Leitsätze für die Energiepolitik in Norddeutschland

Nord-SPD und DGB: „Energie und Mobilität als Motoren für nachhaltiges Wirtschaftswachstum nutzen“

Nord-SPD und DGB: „Energie und Mobilität als Motoren für nachhaltiges Wirtschaftswachstum nutzen“

Am heutigen Sonntag traf sich die Sozialdemokratische Partei Deutschlands zu ihrer Regionalkonferenz Nord in Hannover. Parteivorsitzender Franz Müntefering, SPD-Kanzlerkandidat Frank-Walter Steinmeier und der Spitzenkandidat der SPD bei der Europawahl Martin Schulz diskutierten das Regierungsprogramm der SPD mit den 500 anwesenden Parteimitgliedern.
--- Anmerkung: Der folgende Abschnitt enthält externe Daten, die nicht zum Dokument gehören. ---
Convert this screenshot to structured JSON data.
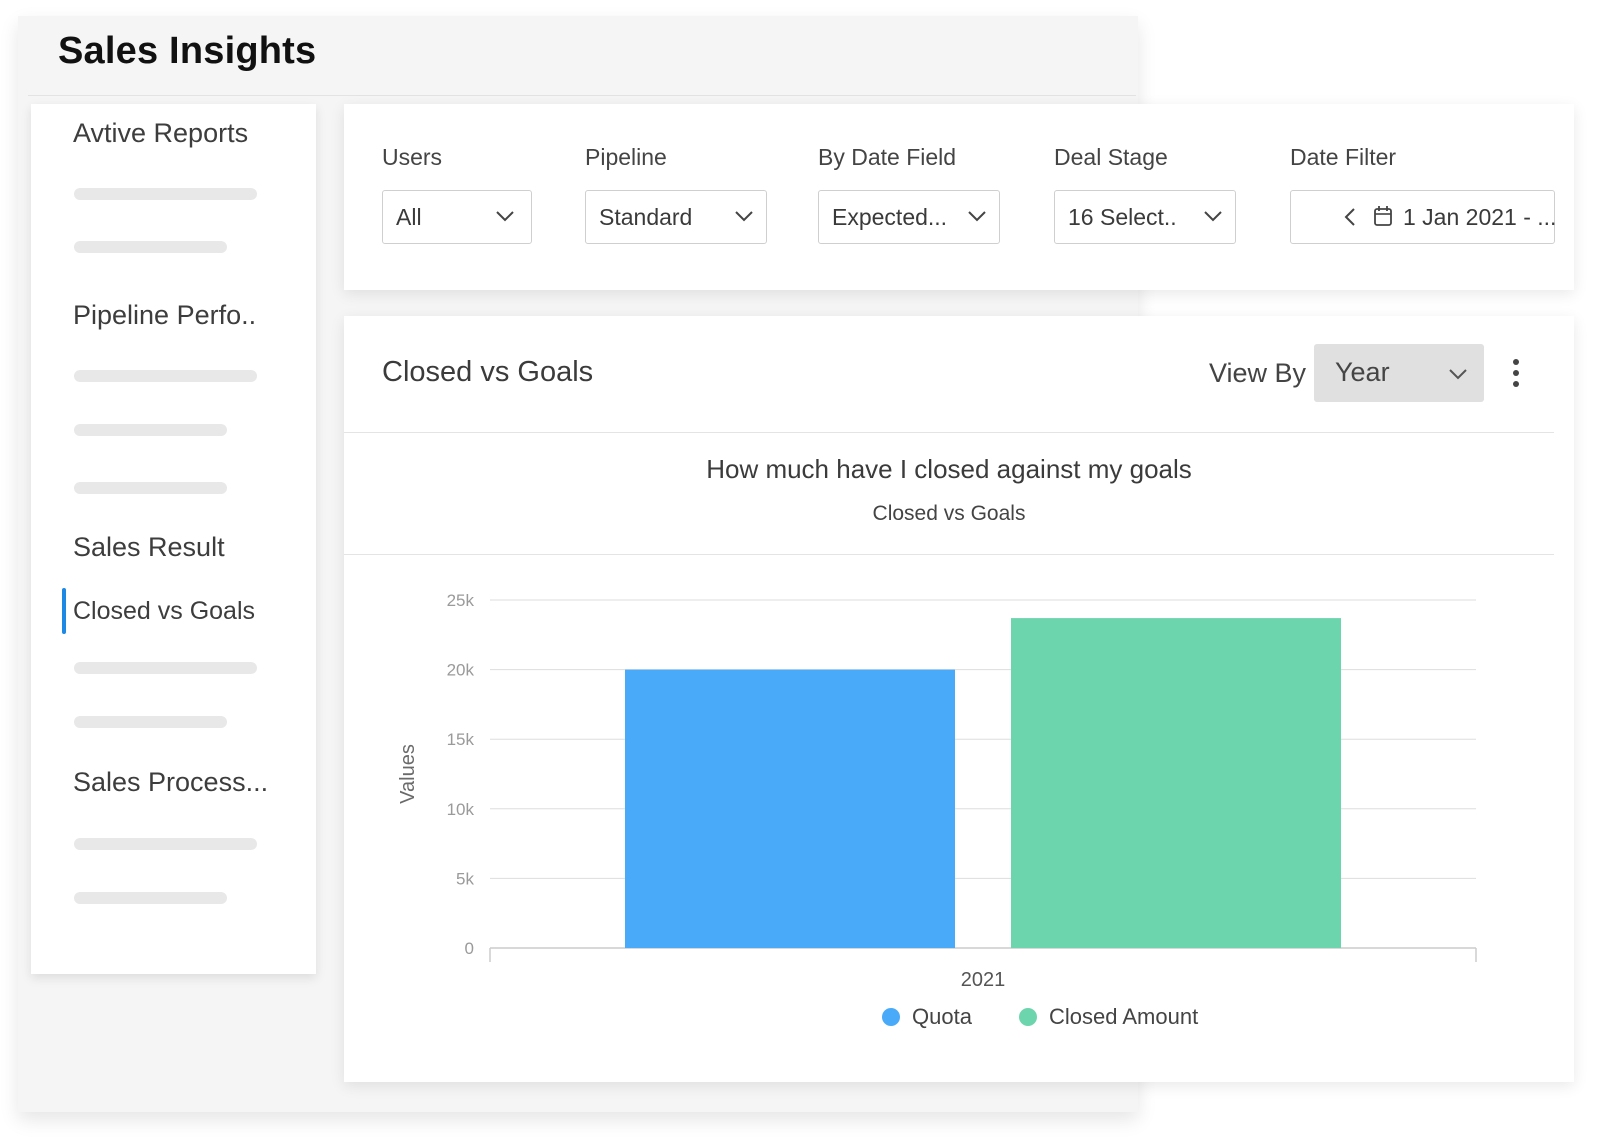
{
  "app": {
    "title": "Sales Insights"
  },
  "sidebar": {
    "sections": [
      {
        "label": "Avtive Reports"
      },
      {
        "label": "Pipeline Perfo.."
      },
      {
        "label": "Sales Result"
      },
      {
        "label": "Sales Process..."
      }
    ],
    "active_item": {
      "label": "Closed vs Goals"
    },
    "accent_color": "#1e88e5"
  },
  "filters": [
    {
      "label": "Users",
      "value": "All"
    },
    {
      "label": "Pipeline",
      "value": "Standard"
    },
    {
      "label": "By Date Field",
      "value": "Expected..."
    },
    {
      "label": "Deal Stage",
      "value": "16 Select.."
    },
    {
      "label": "Date Filter",
      "value": "1 Jan 2021 - ..."
    }
  ],
  "card": {
    "title": "Closed vs Goals",
    "view_by_label": "View By",
    "view_by_value": "Year",
    "menu_icon": "kebab-menu-icon"
  },
  "chart_data": {
    "type": "bar",
    "title": "How much have I closed against my goals",
    "subtitle": "Closed vs Goals",
    "ylabel": "Values",
    "xlabel": "",
    "categories": [
      "2021"
    ],
    "series": [
      {
        "name": "Quota",
        "values": [
          20000
        ],
        "color": "#48aaf8"
      },
      {
        "name": "Closed Amount",
        "values": [
          23700
        ],
        "color": "#6dd5ad"
      }
    ],
    "ylim": [
      0,
      25000
    ],
    "yticks": [
      {
        "value": 0,
        "label": "0"
      },
      {
        "value": 5000,
        "label": "5k"
      },
      {
        "value": 10000,
        "label": "10k"
      },
      {
        "value": 15000,
        "label": "15k"
      },
      {
        "value": 20000,
        "label": "20k"
      },
      {
        "value": 25000,
        "label": "25k"
      }
    ],
    "grid": true,
    "legend_position": "bottom-center"
  }
}
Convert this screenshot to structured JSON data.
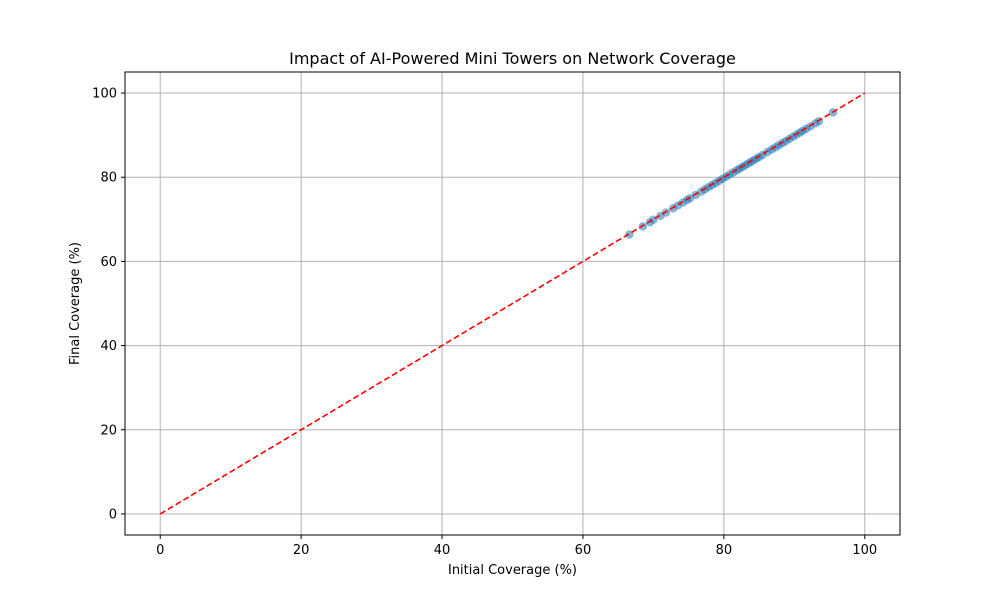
{
  "chart_data": {
    "type": "scatter",
    "title": "Impact of AI-Powered Mini Towers on Network Coverage",
    "xlabel": "Initial Coverage (%)",
    "ylabel": "Final Coverage (%)",
    "xlim": [
      -5,
      105
    ],
    "ylim": [
      -5,
      105
    ],
    "xticks": [
      0,
      20,
      40,
      60,
      80,
      100
    ],
    "yticks": [
      0,
      20,
      40,
      60,
      80,
      100
    ],
    "grid": true,
    "colors": {
      "points": "#1f77b4",
      "reference_line": "#ff0000",
      "grid": "#b0b0b0"
    },
    "reference_line": {
      "style": "dashed",
      "x": [
        0,
        100
      ],
      "y": [
        0,
        100
      ]
    },
    "points": {
      "x": [
        66.6,
        68.5,
        69.5,
        70.0,
        71.0,
        71.8,
        72.8,
        73.5,
        74.2,
        74.8,
        75.2,
        76.0,
        76.8,
        77.3,
        77.8,
        78.3,
        78.8,
        79.3,
        79.8,
        80.3,
        80.8,
        81.3,
        81.8,
        82.2,
        82.6,
        83.0,
        83.4,
        83.8,
        84.2,
        84.6,
        85.0,
        85.5,
        86.2,
        86.8,
        87.3,
        87.8,
        88.3,
        88.8,
        89.3,
        89.8,
        90.3,
        90.8,
        91.2,
        91.7,
        92.3,
        93.0,
        93.5,
        95.5
      ],
      "y": [
        66.4,
        68.3,
        69.3,
        69.9,
        70.8,
        71.6,
        72.6,
        73.3,
        74.0,
        74.6,
        75.0,
        75.8,
        76.6,
        77.1,
        77.6,
        78.1,
        78.6,
        79.1,
        79.6,
        80.1,
        80.6,
        81.1,
        81.6,
        82.0,
        82.4,
        82.8,
        83.2,
        83.6,
        84.0,
        84.4,
        84.8,
        85.3,
        86.0,
        86.6,
        87.1,
        87.6,
        88.1,
        88.6,
        89.1,
        89.6,
        90.1,
        90.6,
        91.0,
        91.5,
        92.1,
        92.8,
        93.3,
        95.4
      ]
    }
  }
}
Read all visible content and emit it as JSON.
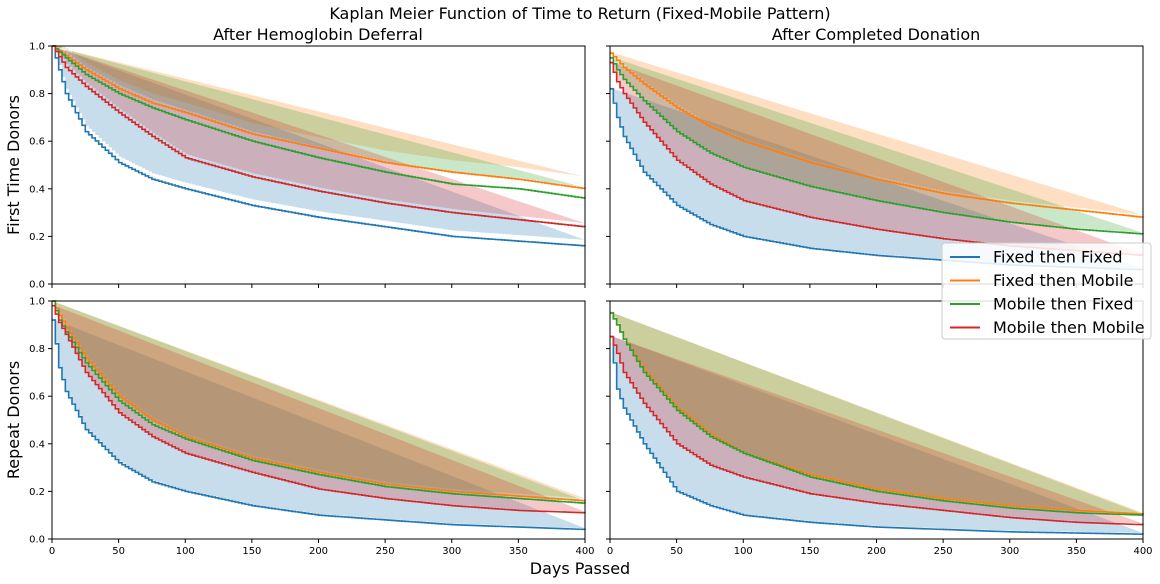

Die Themen Energie und Mobilität nahmen hierbei breiten Raum ein – auch im Zuge der „Ahrensburger Gespräche“, dem traditionellen Austausch zwischen der Norddeutschen SPD und Gewerkschaftsvertretern.

Die SPD-Landesvorsitzenden aus Schleswig-Holstein, Ralf Stegner, aus Niedersachsen, Garrelt Duin, sowie aus Bremen und Hamburg, Uwe Beckmeyer und Ingo Egloff , kamen mit Gewerkschaftsvertretern zusammen und berieten in den „Ahrensburger Gesprächen“ die Zukunft der norddeutschen Energiepolitik. Zwischen den SPD-Politikern und den Gewerkschaften, für die der Vorsitzende des Deutschen Gewerkschaftsbundes Nord Peter Deutschland an dem Gespräch teilnahm, zeigten sich große Übereinstimmungen: „Für die gesamte Nord-SPD und für die Gewerkschaftsvertreter war klar: Die Zukunft der Energiesicherheit in Norddeutschland lässt sich nicht durch Atomenergie gestalten. Wir müssen dazu kommen, dass die Stromerzeugungskapazitäten aus Erneuerbaren Energien in Norddeutschland auf 50 % angehoben werden“, sagte der Vorsitzende der SPD Niedersachsen Garrelt Duin nach der Sitzung.

Der schleswig-holsteinische SPD-Vorsitzende Ralf Stegner ergänzte: „Die norddeutschen Bundesländer sollten Unternehmen, die in den Bereichen Energieeffizienz und Mobilität der Zukunft forschen, stärker fördern und damit Impulse für nachhaltiges Wachstum und Arbeitsplätze setzen. Norddeutschland hat hier viel Potenzial, das noch nicht ausreichend erschlossen ist“, so Ralf Stegner.

Diese Sichtweise unterstützte auch der Vorsitzende des DGB Nord, Peter Deutschland. „In den Bereichen Energie und Mobilität werden die Arbeitsplätze der Zukunft geschaffen. Autos mit Elektroantrieb zu entwickeln und zu bauen kann in Norddeutschland viele Arbeitsplätze sichern und neu schaffen“, sagte Deutschland im Anschluss an die „Ahrensburger Gespräche“.

Hintergrund: „Ahrensburger Gespräche“

Treffen der Spitzen der norddeutschen Gewerkschaften und der SPD im schleswig-holsteinischen Ahrensburg mit dem Ziel, den Dialog zwischen SPD und Gewerkschaften zu wirtschafts- und sozialpolitische Themen, die in der Bundespolitik und in Norddeutschland aktuell sind, zu vertiefen. Darüber hinaus soll die Zusammenarbeit verbessert und Möglichkeiten gemeinsamer politischer Initiativen erörtert werden.